Best-Selling Author Takes McGraw Symposium on Cancer Journey
Bruce Feiler had walked many paths in his career as a best-selling author, but a routine medical check up in 2008 sent him and his family down a road he'd never imagined.
Feiler, whose legs had taken him through rural Japan, across 10,000 miles retracing the Five Books of Moses and even on the circus circuit, was diagnosed with a rare bone cancer in his left femur. Suddenly, he could not walk.
Two years later, he’s back on his feet, cancer free since December 2008 and sharing the details of his cancer journey with people including those attending UVMC’s Bill and Ruth McGraw Cancer Awareness Symposium on June 10 in Troy.
In the midst of a whirlwind of doctor visits and treatment discussions, Feiler feared most the future of his 3-year-old identical twin daughters, if he should die.
His solution was forming a council of dads, inviting six friends to be his “voice” to pass on life lessons as the girls moved through various stages of their lives.
Although the council may never be called into official service, Feiler said the men who have grown with his family will always be an important part of his life and those of his wife, Linda, and daughters Eden and Tybee.
The council, he said, “gives us a feeling of security, of love and of life.”
The council concept has not only been successful for his family, but in the weeks since the late April release of his book – “The Council of Dads: My Daughters, My Illness, and the Men Who Could Be Me” – served as model for others looking for support systems.

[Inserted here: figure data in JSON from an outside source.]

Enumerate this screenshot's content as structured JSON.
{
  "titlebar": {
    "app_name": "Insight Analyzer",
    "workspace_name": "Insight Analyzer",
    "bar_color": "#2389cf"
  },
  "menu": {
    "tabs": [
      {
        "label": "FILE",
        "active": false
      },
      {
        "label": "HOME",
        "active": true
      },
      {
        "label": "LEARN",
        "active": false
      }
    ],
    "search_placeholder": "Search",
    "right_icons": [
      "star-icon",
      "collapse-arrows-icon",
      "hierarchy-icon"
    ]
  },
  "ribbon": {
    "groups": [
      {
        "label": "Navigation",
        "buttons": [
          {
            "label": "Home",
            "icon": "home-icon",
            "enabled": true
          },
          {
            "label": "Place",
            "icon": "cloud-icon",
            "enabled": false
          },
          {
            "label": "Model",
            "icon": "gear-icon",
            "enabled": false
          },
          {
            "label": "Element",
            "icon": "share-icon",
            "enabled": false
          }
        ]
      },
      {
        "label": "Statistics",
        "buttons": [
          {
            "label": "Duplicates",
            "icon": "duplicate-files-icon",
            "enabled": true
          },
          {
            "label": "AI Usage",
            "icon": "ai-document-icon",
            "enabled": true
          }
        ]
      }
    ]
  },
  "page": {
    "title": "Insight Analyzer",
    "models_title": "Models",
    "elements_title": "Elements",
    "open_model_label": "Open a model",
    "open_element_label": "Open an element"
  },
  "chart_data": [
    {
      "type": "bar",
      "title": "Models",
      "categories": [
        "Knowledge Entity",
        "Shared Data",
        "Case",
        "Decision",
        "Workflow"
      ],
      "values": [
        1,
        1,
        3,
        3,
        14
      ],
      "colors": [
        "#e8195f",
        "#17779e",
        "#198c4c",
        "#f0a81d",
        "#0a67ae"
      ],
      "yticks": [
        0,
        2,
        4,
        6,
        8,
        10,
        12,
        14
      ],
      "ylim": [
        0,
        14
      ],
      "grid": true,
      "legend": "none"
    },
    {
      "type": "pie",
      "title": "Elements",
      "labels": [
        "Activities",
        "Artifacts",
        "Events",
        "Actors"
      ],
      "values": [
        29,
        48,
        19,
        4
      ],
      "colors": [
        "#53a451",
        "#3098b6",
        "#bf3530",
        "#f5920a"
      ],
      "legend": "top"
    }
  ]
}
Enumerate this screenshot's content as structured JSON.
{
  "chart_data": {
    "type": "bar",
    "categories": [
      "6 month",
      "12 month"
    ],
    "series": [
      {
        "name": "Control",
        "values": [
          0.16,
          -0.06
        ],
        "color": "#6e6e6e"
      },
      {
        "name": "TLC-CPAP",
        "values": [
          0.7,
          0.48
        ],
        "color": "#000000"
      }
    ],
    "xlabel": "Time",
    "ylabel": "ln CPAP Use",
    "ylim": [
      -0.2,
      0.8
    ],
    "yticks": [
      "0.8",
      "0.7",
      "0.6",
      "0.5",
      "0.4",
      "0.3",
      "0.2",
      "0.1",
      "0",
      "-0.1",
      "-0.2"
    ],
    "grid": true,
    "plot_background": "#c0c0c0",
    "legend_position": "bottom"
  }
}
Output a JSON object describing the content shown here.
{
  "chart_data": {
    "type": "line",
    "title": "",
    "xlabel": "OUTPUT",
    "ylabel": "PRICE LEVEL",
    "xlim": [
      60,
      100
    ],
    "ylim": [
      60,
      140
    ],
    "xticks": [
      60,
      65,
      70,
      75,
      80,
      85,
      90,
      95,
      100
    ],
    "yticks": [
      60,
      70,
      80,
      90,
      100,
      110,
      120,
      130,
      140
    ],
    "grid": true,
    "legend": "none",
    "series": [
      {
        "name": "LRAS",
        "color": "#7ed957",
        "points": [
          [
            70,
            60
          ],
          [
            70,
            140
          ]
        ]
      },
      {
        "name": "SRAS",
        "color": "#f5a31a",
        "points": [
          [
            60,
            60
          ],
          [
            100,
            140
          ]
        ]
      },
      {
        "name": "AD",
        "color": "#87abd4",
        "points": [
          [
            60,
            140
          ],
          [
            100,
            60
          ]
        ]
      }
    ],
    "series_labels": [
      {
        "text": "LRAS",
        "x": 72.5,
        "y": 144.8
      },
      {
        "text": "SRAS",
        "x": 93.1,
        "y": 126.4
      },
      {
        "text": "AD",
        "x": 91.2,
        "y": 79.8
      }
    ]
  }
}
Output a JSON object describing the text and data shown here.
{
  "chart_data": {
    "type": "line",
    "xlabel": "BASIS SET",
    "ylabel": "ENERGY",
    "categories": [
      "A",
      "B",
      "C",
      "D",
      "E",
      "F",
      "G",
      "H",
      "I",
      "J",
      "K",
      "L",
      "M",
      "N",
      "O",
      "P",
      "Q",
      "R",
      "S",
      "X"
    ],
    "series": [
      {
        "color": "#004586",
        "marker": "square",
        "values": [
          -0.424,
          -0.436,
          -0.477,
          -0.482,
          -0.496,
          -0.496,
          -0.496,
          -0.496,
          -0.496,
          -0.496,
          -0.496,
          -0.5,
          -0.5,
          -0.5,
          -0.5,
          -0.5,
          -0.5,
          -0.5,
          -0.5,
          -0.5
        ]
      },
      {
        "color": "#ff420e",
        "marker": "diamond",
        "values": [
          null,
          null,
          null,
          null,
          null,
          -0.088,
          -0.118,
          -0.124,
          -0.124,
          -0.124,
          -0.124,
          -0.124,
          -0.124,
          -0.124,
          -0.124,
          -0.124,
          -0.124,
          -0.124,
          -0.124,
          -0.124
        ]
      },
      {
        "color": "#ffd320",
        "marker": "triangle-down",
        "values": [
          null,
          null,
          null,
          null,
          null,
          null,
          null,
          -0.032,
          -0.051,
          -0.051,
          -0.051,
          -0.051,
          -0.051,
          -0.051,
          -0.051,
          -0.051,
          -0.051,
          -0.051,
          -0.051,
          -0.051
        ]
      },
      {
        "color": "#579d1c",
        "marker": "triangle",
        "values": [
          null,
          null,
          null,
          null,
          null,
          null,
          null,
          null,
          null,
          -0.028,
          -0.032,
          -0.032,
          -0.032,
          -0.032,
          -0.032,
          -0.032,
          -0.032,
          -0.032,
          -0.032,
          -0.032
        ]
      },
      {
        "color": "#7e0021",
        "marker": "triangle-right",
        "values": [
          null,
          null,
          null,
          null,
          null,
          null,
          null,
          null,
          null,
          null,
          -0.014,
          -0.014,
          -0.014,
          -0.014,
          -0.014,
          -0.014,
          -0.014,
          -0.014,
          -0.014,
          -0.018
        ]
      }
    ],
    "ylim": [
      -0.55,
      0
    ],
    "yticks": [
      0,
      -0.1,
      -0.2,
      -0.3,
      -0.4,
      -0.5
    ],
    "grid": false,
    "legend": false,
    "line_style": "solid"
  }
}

Feiler said he’s heard from single parents forming a council of dads or moms and from parents of teens, who think other adults from their lives might help their children through often difficult growth years.
He recently met with military dads interested in pursuing the council of dads concept because of their frequent and, at times extended, absences from home. Brochures on starting a council of dads are being placed at military bases around the world as part of the new National Fatherhood Initiative, he said.
Feiler encouraged people to consider starting their own council. “If you ever feel alone, I hope you will come on this journey with me,” he said. “I think you will be moved to reach out to your family.”
In its 10th year, UVMC’s McGraw Cancer Awareness Symposium was named in memory of Miami County residents Bill and Ruth McGraw by their children, William J. McGraw III, Karen McGraw and Chris Grillot.
Bill and Karen McGraw remembered the strength of their parents as they dealt with their cancers.
Ruth McGraw had breast cancer at age 29 and again at 34, balancing tasks as a wife, mother and radiation treatment patient in the 1950s, they recalled. Their father’s cancers came in later years, when he first shared that he had feared losing his wife with three children at home.
Despite the medical challenges, the McGraws said their parents lived life to the fullest. “Mom had a spirit of life,” Karen McGraw said.
The symposium is sponsored by the UVMC Cancer Care Center and the UVMC Foundation with a gift from the McGraw Family Fund of The Troy Foundation and grants from the UVMC Foundation and The Troy Foundation.